Дождавшись, пока незваный гость закроет за собой входную дверь, Игорь Семёнович принял решение изничтожить это существо, уже давно живущее в счёт неоплатного кредита. Наиболее удачной ему показалась идея выдать Виктора за Людоеда Питерского (а почему бы ему, кстати, и на самом деле не являться любителем человечины, разве он не на всё способен в своей никчёмной и зловредной жизни?). Теперь оставалось только набрать нужный номер и сказать несколько слов.
Глава 35
Откровения в кабинете ОППН
- Знаешь, Морошка, до последнего времени мне казалось, что я с каждым годом понимаю в жизни всё больше и могу достаточно просто разобраться в происходящем… Ты куришь? - Стас так внезапно перешёл от рассуждений к вопросу, что Соня слегка оцепенела, складывая разбежавшиеся мысли.
- Курю… Да. А ты чего спросил? - Морошкина мягко улыбнулась, словно чувствуя вину за неловкую паузу, на которую Стас, кажется, даже не обратил внимания. Вообще же, он производил непривычное впечатление своей обескураженностью. - А ты ведь никогда не курил? Начал, что ли?
- Да нет. Я к тому, что если ты куришь, то кури, - Весовой тоскливо глядел в пространство. - Мне спокойнее, когда другие курят, хотя это вредно, то есть и курить, и дышать дымом.

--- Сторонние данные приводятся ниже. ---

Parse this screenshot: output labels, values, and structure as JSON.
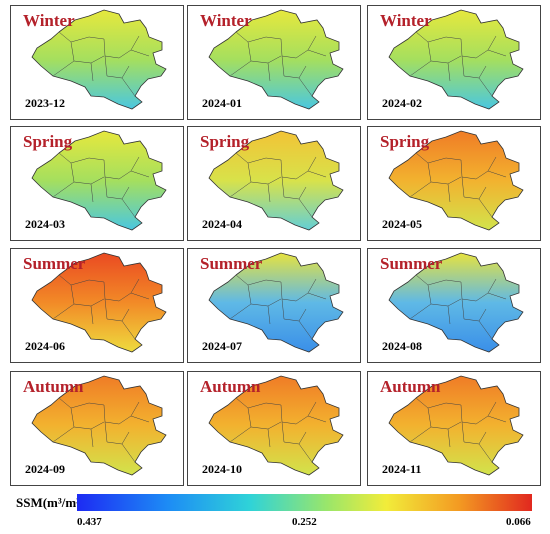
{
  "panels": [
    {
      "season": "Winter",
      "date": "2023-12",
      "theme": "cool"
    },
    {
      "season": "Winter",
      "date": "2024-01",
      "theme": "cool"
    },
    {
      "season": "Winter",
      "date": "2024-02",
      "theme": "cool"
    },
    {
      "season": "Spring",
      "date": "2024-03",
      "theme": "cool"
    },
    {
      "season": "Spring",
      "date": "2024-04",
      "theme": "mid"
    },
    {
      "season": "Spring",
      "date": "2024-05",
      "theme": "warm"
    },
    {
      "season": "Summer",
      "date": "2024-06",
      "theme": "hot"
    },
    {
      "season": "Summer",
      "date": "2024-07",
      "theme": "wet"
    },
    {
      "season": "Summer",
      "date": "2024-08",
      "theme": "wet"
    },
    {
      "season": "Autumn",
      "date": "2024-09",
      "theme": "warm"
    },
    {
      "season": "Autumn",
      "date": "2024-10",
      "theme": "warm"
    },
    {
      "season": "Autumn",
      "date": "2024-11",
      "theme": "warm"
    }
  ],
  "legend": {
    "label": "SSM(m³/m³)",
    "min": "0.437",
    "mid": "0.252",
    "max": "0.066",
    "colors": [
      "#1d2bf3",
      "#2fd3d8",
      "#f2ec3a",
      "#e1281f"
    ]
  },
  "themes": {
    "cool": {
      "top": "#e6e83d",
      "mid": "#a5df5e",
      "bottom": "#4ac7e0"
    },
    "mid": {
      "top": "#f2c336",
      "mid": "#d8e24a",
      "bottom": "#63cfd6"
    },
    "warm": {
      "top": "#f07c26",
      "mid": "#f2b22f",
      "bottom": "#d2e34c"
    },
    "hot": {
      "top": "#ea4a22",
      "mid": "#f28a27",
      "bottom": "#eedb3e"
    },
    "wet": {
      "top": "#e6e23f",
      "mid": "#5fb9e6",
      "bottom": "#3a8fe8"
    }
  }
}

- Так мне курить или нет? - Софья рассмеялась, сочувственно всматриваясь в подрагивающее лицо одноклассника. - Что вообще с тобой стряслось? Влюбился? Мне-то ты можешь довериться. Вдруг я тебе чем-то помогу? А не помогу, так хоть посочувствую. Мы, бабы, знаешь, для того и нужны, чтобы вас, мужиков, слушать да потихоньку сочувствовать.
- Понимаешь, Сонь, я собрался поговорить с тобой на одну очень серьёзную тему, причём это больше важно для тебя, чем для меня, но вот прийти-то пришёл, а как начать - не знаю. Попробую покрутить вокруг да около - вдруг как-нибудь само проклюнется, - Весовой внимательно, словно за жизненно важным для него делом, наблюдал за тем, как Морошкина достаёт сигарету и зажигалку, закуривает, выдыхает первую порцию дыма, пенящегося в солнечных струях, пронзивших закопчённые оконные стёкла. - А ты про меня, наверное, мало что теперь знаешь? Сколько не виделись-то? А если и виделись, то не откровенничали. Я тебе не говорил тогда, на встрече, ну чтобы не омрачать общий праздничный настрой, - от меня ведь жена фактически ушла, то есть даже уехала. В Америку.

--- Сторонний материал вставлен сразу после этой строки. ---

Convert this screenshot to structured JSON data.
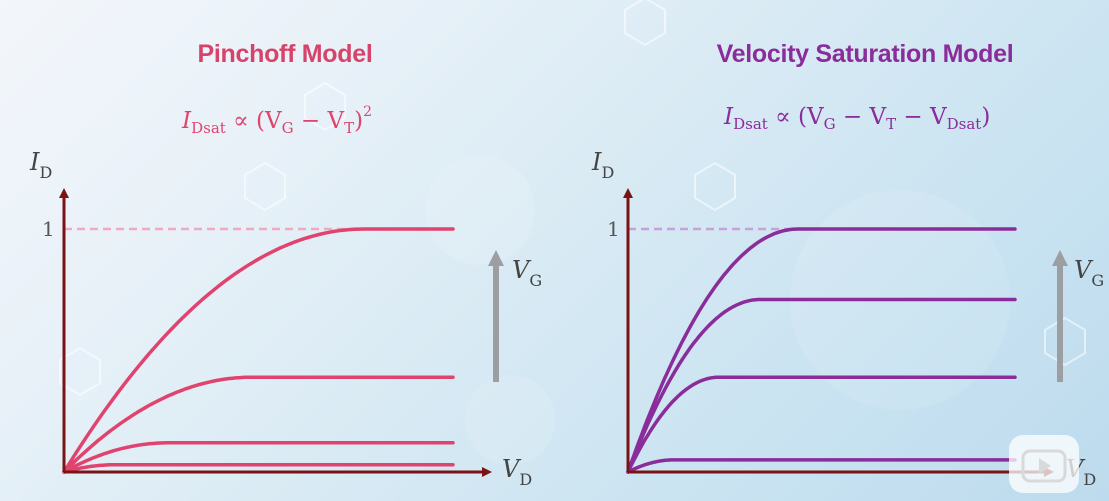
{
  "left": {
    "title": "Pinchoff Model",
    "formula": {
      "lhs": "I",
      "lhs_sub": "Dsat",
      "op": "∝",
      "body": "(V",
      "body_sub1": "G",
      "mid": " − V",
      "body_sub2": "T",
      "close": ")",
      "exp": "2"
    },
    "y_axis_label": "I",
    "y_axis_sub": "D",
    "x_axis_label": "V",
    "x_axis_sub": "D",
    "tick_label": "1",
    "arrow_label": "V",
    "arrow_sub": "G",
    "color": "#e0436e"
  },
  "right": {
    "title": "Velocity Saturation Model",
    "formula": {
      "lhs": "I",
      "lhs_sub": "Dsat",
      "op": "∝",
      "body": "(V",
      "body_sub1": "G",
      "mid": " − V",
      "body_sub2": "T",
      "mid2": " − V",
      "body_sub3": "Dsat",
      "close": ")"
    },
    "y_axis_label": "I",
    "y_axis_sub": "D",
    "x_axis_label": "V",
    "x_axis_sub": "D",
    "tick_label": "1",
    "arrow_label": "V",
    "arrow_sub": "G",
    "color": "#8a2c9a"
  },
  "chart_data": [
    {
      "type": "line",
      "title": "Pinchoff Model",
      "xlabel": "V_D",
      "ylabel": "I_D",
      "ylim": [
        0,
        1
      ],
      "saturation_levels": [
        1.0,
        0.39,
        0.12,
        0.03
      ]
    },
    {
      "type": "line",
      "title": "Velocity Saturation Model",
      "xlabel": "V_D",
      "ylabel": "I_D",
      "ylim": [
        0,
        1
      ],
      "saturation_levels": [
        1.0,
        0.71,
        0.39,
        0.05
      ]
    }
  ],
  "colors": {
    "axis": "#7a1414",
    "arrow": "#9c9ea2",
    "dashed_left": "#f0a9be",
    "dashed_right": "#c9a0d8"
  }
}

- Как?! Инка умотала?! Да у вас же всё так хорошо складывалось?! - Морошкина оборвала друга, чтобы несколько поддержать его своей уверенностью в благополучии семьи Весового. Авось хоть от этого необременительного женского участия ему станет легче, а то он уж нынче действительно слишком уныл. - Да она ж ещё в институте клялась никогда родину не бросать, что бы в России ни творилось. С нами же в группе иностранцы учились, так ей один парень из Греции, причём из богатой семьи, несколько раз предложение делал. Что ты! Ни в какую! Ты извини, что я сейчас вспоминаю…

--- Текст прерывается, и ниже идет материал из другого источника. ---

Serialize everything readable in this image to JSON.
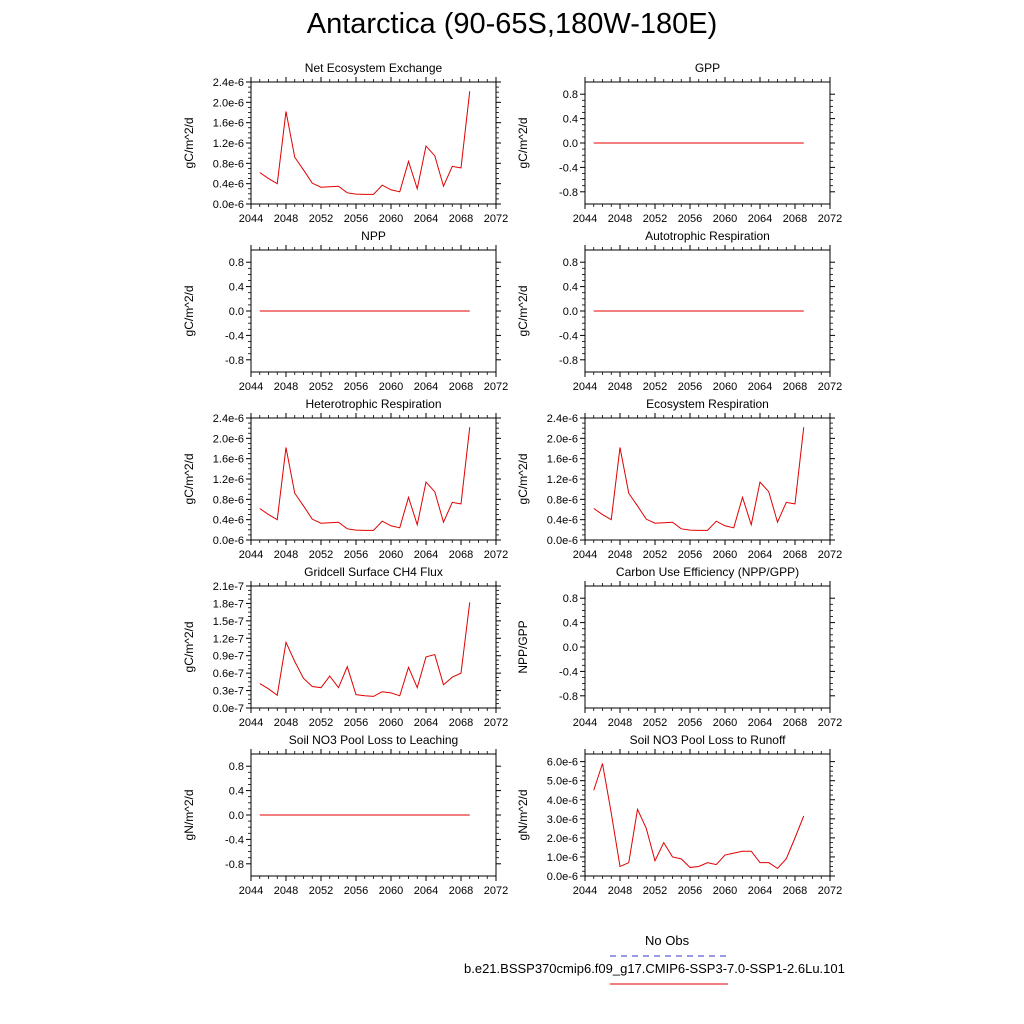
{
  "page": {
    "title": "Antarctica (90-65S,180W-180E)"
  },
  "legend": {
    "entries": [
      {
        "label": "No Obs",
        "color": "#3333cc",
        "style": "dashed"
      },
      {
        "label": "b.e21.BSSP370cmip6.f09_g17.CMIP6-SSP3-7.0-SSP1-2.6Lu.101",
        "color": "#e00000",
        "style": "solid"
      }
    ]
  },
  "chart_data": [
    {
      "type": "line",
      "title": "Net Ecosystem Exchange",
      "ylabel": "gC/m^2/d",
      "xlim": [
        2044,
        2072
      ],
      "xticks": [
        "2044",
        "2048",
        "2052",
        "2056",
        "2060",
        "2064",
        "2068",
        "2072"
      ],
      "ylim": [
        0,
        2.4e-06
      ],
      "yticks": [
        0,
        4e-07,
        8e-07,
        1.2e-06,
        1.6e-06,
        2e-06,
        2.4e-06
      ],
      "ytick_labels": [
        "0.0e-6",
        "0.4e-6",
        "0.8e-6",
        "1.2e-6",
        "1.6e-6",
        "2.0e-6",
        "2.4e-6"
      ],
      "color": "#e00000",
      "x": [
        2045,
        2046,
        2047,
        2048,
        2049,
        2050,
        2051,
        2052,
        2053,
        2054,
        2055,
        2056,
        2057,
        2058,
        2059,
        2060,
        2061,
        2062,
        2063,
        2064,
        2065,
        2066,
        2067,
        2068,
        2069
      ],
      "y": [
        6.2e-07,
        5e-07,
        4e-07,
        1.82e-06,
        9.2e-07,
        6.7e-07,
        4.1e-07,
        3.3e-07,
        3.4e-07,
        3.5e-07,
        2.2e-07,
        1.95e-07,
        1.9e-07,
        1.9e-07,
        3.7e-07,
        2.8e-07,
        2.4e-07,
        8.4e-07,
        3e-07,
        1.14e-06,
        9.5e-07,
        3.5e-07,
        7.4e-07,
        7.1e-07,
        2.22e-06
      ]
    },
    {
      "type": "line",
      "title": "GPP",
      "ylabel": "gC/m^2/d",
      "xlim": [
        2044,
        2072
      ],
      "xticks": [
        "2044",
        "2048",
        "2052",
        "2056",
        "2060",
        "2064",
        "2068",
        "2072"
      ],
      "ylim": [
        -1.0,
        1.0
      ],
      "yticks": [
        -0.8,
        -0.4,
        0.0,
        0.4,
        0.8
      ],
      "ytick_labels": [
        "-0.8",
        "-0.4",
        "0.0",
        "0.4",
        "0.8"
      ],
      "color": "#e00000",
      "x": [
        2045,
        2069
      ],
      "y": [
        0,
        0
      ]
    },
    {
      "type": "line",
      "title": "NPP",
      "ylabel": "gC/m^2/d",
      "xlim": [
        2044,
        2072
      ],
      "xticks": [
        "2044",
        "2048",
        "2052",
        "2056",
        "2060",
        "2064",
        "2068",
        "2072"
      ],
      "ylim": [
        -1.0,
        1.0
      ],
      "yticks": [
        -0.8,
        -0.4,
        0.0,
        0.4,
        0.8
      ],
      "ytick_labels": [
        "-0.8",
        "-0.4",
        "0.0",
        "0.4",
        "0.8"
      ],
      "color": "#e00000",
      "x": [
        2045,
        2069
      ],
      "y": [
        0,
        0
      ]
    },
    {
      "type": "line",
      "title": "Autotrophic Respiration",
      "ylabel": "gC/m^2/d",
      "xlim": [
        2044,
        2072
      ],
      "xticks": [
        "2044",
        "2048",
        "2052",
        "2056",
        "2060",
        "2064",
        "2068",
        "2072"
      ],
      "ylim": [
        -1.0,
        1.0
      ],
      "yticks": [
        -0.8,
        -0.4,
        0.0,
        0.4,
        0.8
      ],
      "ytick_labels": [
        "-0.8",
        "-0.4",
        "0.0",
        "0.4",
        "0.8"
      ],
      "color": "#e00000",
      "x": [
        2045,
        2069
      ],
      "y": [
        0,
        0
      ]
    },
    {
      "type": "line",
      "title": "Heterotrophic Respiration",
      "ylabel": "gC/m^2/d",
      "xlim": [
        2044,
        2072
      ],
      "xticks": [
        "2044",
        "2048",
        "2052",
        "2056",
        "2060",
        "2064",
        "2068",
        "2072"
      ],
      "ylim": [
        0,
        2.4e-06
      ],
      "yticks": [
        0,
        4e-07,
        8e-07,
        1.2e-06,
        1.6e-06,
        2e-06,
        2.4e-06
      ],
      "ytick_labels": [
        "0.0e-6",
        "0.4e-6",
        "0.8e-6",
        "1.2e-6",
        "1.6e-6",
        "2.0e-6",
        "2.4e-6"
      ],
      "color": "#e00000",
      "x": [
        2045,
        2046,
        2047,
        2048,
        2049,
        2050,
        2051,
        2052,
        2053,
        2054,
        2055,
        2056,
        2057,
        2058,
        2059,
        2060,
        2061,
        2062,
        2063,
        2064,
        2065,
        2066,
        2067,
        2068,
        2069
      ],
      "y": [
        6.2e-07,
        5e-07,
        4e-07,
        1.82e-06,
        9.2e-07,
        6.7e-07,
        4.1e-07,
        3.3e-07,
        3.4e-07,
        3.5e-07,
        2.2e-07,
        1.95e-07,
        1.9e-07,
        1.9e-07,
        3.7e-07,
        2.8e-07,
        2.4e-07,
        8.4e-07,
        3e-07,
        1.14e-06,
        9.5e-07,
        3.5e-07,
        7.4e-07,
        7.1e-07,
        2.22e-06
      ]
    },
    {
      "type": "line",
      "title": "Ecosystem Respiration",
      "ylabel": "gC/m^2/d",
      "xlim": [
        2044,
        2072
      ],
      "xticks": [
        "2044",
        "2048",
        "2052",
        "2056",
        "2060",
        "2064",
        "2068",
        "2072"
      ],
      "ylim": [
        0,
        2.4e-06
      ],
      "yticks": [
        0,
        4e-07,
        8e-07,
        1.2e-06,
        1.6e-06,
        2e-06,
        2.4e-06
      ],
      "ytick_labels": [
        "0.0e-6",
        "0.4e-6",
        "0.8e-6",
        "1.2e-6",
        "1.6e-6",
        "2.0e-6",
        "2.4e-6"
      ],
      "color": "#e00000",
      "x": [
        2045,
        2046,
        2047,
        2048,
        2049,
        2050,
        2051,
        2052,
        2053,
        2054,
        2055,
        2056,
        2057,
        2058,
        2059,
        2060,
        2061,
        2062,
        2063,
        2064,
        2065,
        2066,
        2067,
        2068,
        2069
      ],
      "y": [
        6.2e-07,
        5e-07,
        4e-07,
        1.82e-06,
        9.2e-07,
        6.7e-07,
        4.1e-07,
        3.3e-07,
        3.4e-07,
        3.5e-07,
        2.2e-07,
        1.95e-07,
        1.9e-07,
        1.9e-07,
        3.7e-07,
        2.8e-07,
        2.4e-07,
        8.4e-07,
        3e-07,
        1.14e-06,
        9.5e-07,
        3.5e-07,
        7.4e-07,
        7.1e-07,
        2.22e-06
      ]
    },
    {
      "type": "line",
      "title": "Gridcell Surface CH4 Flux",
      "ylabel": "gC/m^2/d",
      "xlim": [
        2044,
        2072
      ],
      "xticks": [
        "2044",
        "2048",
        "2052",
        "2056",
        "2060",
        "2064",
        "2068",
        "2072"
      ],
      "ylim": [
        0,
        2.1e-07
      ],
      "yticks": [
        0,
        3e-08,
        6e-08,
        9e-08,
        1.2e-07,
        1.5e-07,
        1.8e-07,
        2.1e-07
      ],
      "ytick_labels": [
        "0.0e-7",
        "0.3e-7",
        "0.6e-7",
        "0.9e-7",
        "1.2e-7",
        "1.5e-7",
        "1.8e-7",
        "2.1e-7"
      ],
      "color": "#e00000",
      "x": [
        2045,
        2046,
        2047,
        2048,
        2049,
        2050,
        2051,
        2052,
        2053,
        2054,
        2055,
        2056,
        2057,
        2058,
        2059,
        2060,
        2061,
        2062,
        2063,
        2064,
        2065,
        2066,
        2067,
        2068,
        2069
      ],
      "y": [
        4.2e-08,
        3.3e-08,
        2.2e-08,
        1.13e-07,
        8e-08,
        5.1e-08,
        3.7e-08,
        3.5e-08,
        5.5e-08,
        3.5e-08,
        7.1e-08,
        2.3e-08,
        2.1e-08,
        2e-08,
        2.8e-08,
        2.6e-08,
        2.1e-08,
        7e-08,
        3.5e-08,
        8.8e-08,
        9.2e-08,
        4e-08,
        5.3e-08,
        6e-08,
        1.82e-07
      ]
    },
    {
      "type": "line",
      "title": "Carbon Use Efficiency (NPP/GPP)",
      "ylabel": "NPP/GPP",
      "xlim": [
        2044,
        2072
      ],
      "xticks": [
        "2044",
        "2048",
        "2052",
        "2056",
        "2060",
        "2064",
        "2068",
        "2072"
      ],
      "ylim": [
        -1.0,
        1.0
      ],
      "yticks": [
        -0.8,
        -0.4,
        0.0,
        0.4,
        0.8
      ],
      "ytick_labels": [
        "-0.8",
        "-0.4",
        "0.0",
        "0.4",
        "0.8"
      ],
      "color": "#e00000",
      "x": [],
      "y": []
    },
    {
      "type": "line",
      "title": "Soil NO3 Pool Loss to Leaching",
      "ylabel": "gN/m^2/d",
      "xlim": [
        2044,
        2072
      ],
      "xticks": [
        "2044",
        "2048",
        "2052",
        "2056",
        "2060",
        "2064",
        "2068",
        "2072"
      ],
      "ylim": [
        -1.0,
        1.0
      ],
      "yticks": [
        -0.8,
        -0.4,
        0.0,
        0.4,
        0.8
      ],
      "ytick_labels": [
        "-0.8",
        "-0.4",
        "0.0",
        "0.4",
        "0.8"
      ],
      "color": "#e00000",
      "x": [
        2045,
        2069
      ],
      "y": [
        0,
        0
      ]
    },
    {
      "type": "line",
      "title": "Soil NO3 Pool Loss to Runoff",
      "ylabel": "gN/m^2/d",
      "xlim": [
        2044,
        2072
      ],
      "xticks": [
        "2044",
        "2048",
        "2052",
        "2056",
        "2060",
        "2064",
        "2068",
        "2072"
      ],
      "ylim": [
        0,
        6.4e-06
      ],
      "yticks": [
        0,
        1e-06,
        2e-06,
        3e-06,
        4e-06,
        5e-06,
        6e-06
      ],
      "ytick_labels": [
        "0.0e-6",
        "1.0e-6",
        "2.0e-6",
        "3.0e-6",
        "4.0e-6",
        "5.0e-6",
        "6.0e-6"
      ],
      "color": "#e00000",
      "x": [
        2045,
        2046,
        2047,
        2048,
        2049,
        2050,
        2051,
        2052,
        2053,
        2054,
        2055,
        2056,
        2057,
        2058,
        2059,
        2060,
        2061,
        2062,
        2063,
        2064,
        2065,
        2066,
        2067,
        2068,
        2069
      ],
      "y": [
        4.5e-06,
        5.9e-06,
        3.3e-06,
        5e-07,
        7e-07,
        3.5e-06,
        2.5e-06,
        8e-07,
        1.75e-06,
        1e-06,
        9e-07,
        4.5e-07,
        5e-07,
        7e-07,
        6e-07,
        1.1e-06,
        1.2e-06,
        1.3e-06,
        1.3e-06,
        7e-07,
        7e-07,
        4e-07,
        9e-07,
        2e-06,
        3.15e-06
      ]
    }
  ]
}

- Господь с тобой, Морошка, когда ж ещё вспоминать, как не сейчас, пока мы с тобой ещё из ума не выжили. Ну а было у нас, кстати, не так уж всё и хорошо, хотя, честно сказать, не намного хуже, чем у других, - Стас вздохнул. - Последние-то годы мы, признаться, вообще не жили как муж и жена, а просто держались по инерции рядом. Я много думаю о таких вещах, как распад семьи, особенно в наше время, и прихожу к выводу, что это из-за всеобщей неразберихи, которая уже десять лет у нас творится. Ну не обойтись тут без политики! Ты можешь меня обвинить в безумии, по мне иногда приходит мысль о том, что, может быть, все приключения, а точнее, злоключения нашей страны, да и всего соцблока, - суть этапы хитроумного долгосрочного плана нашего правительства. Но тут же я спрашиваю себя: а где оно, правительство? За это время весь аппарат столько раз сменился, что те фамилии, которые звучали в начале перестройки, давно уже обесцвечены или даже объявлены вне закона. Как же они вернутся, чтобы всё исправить? Да никак!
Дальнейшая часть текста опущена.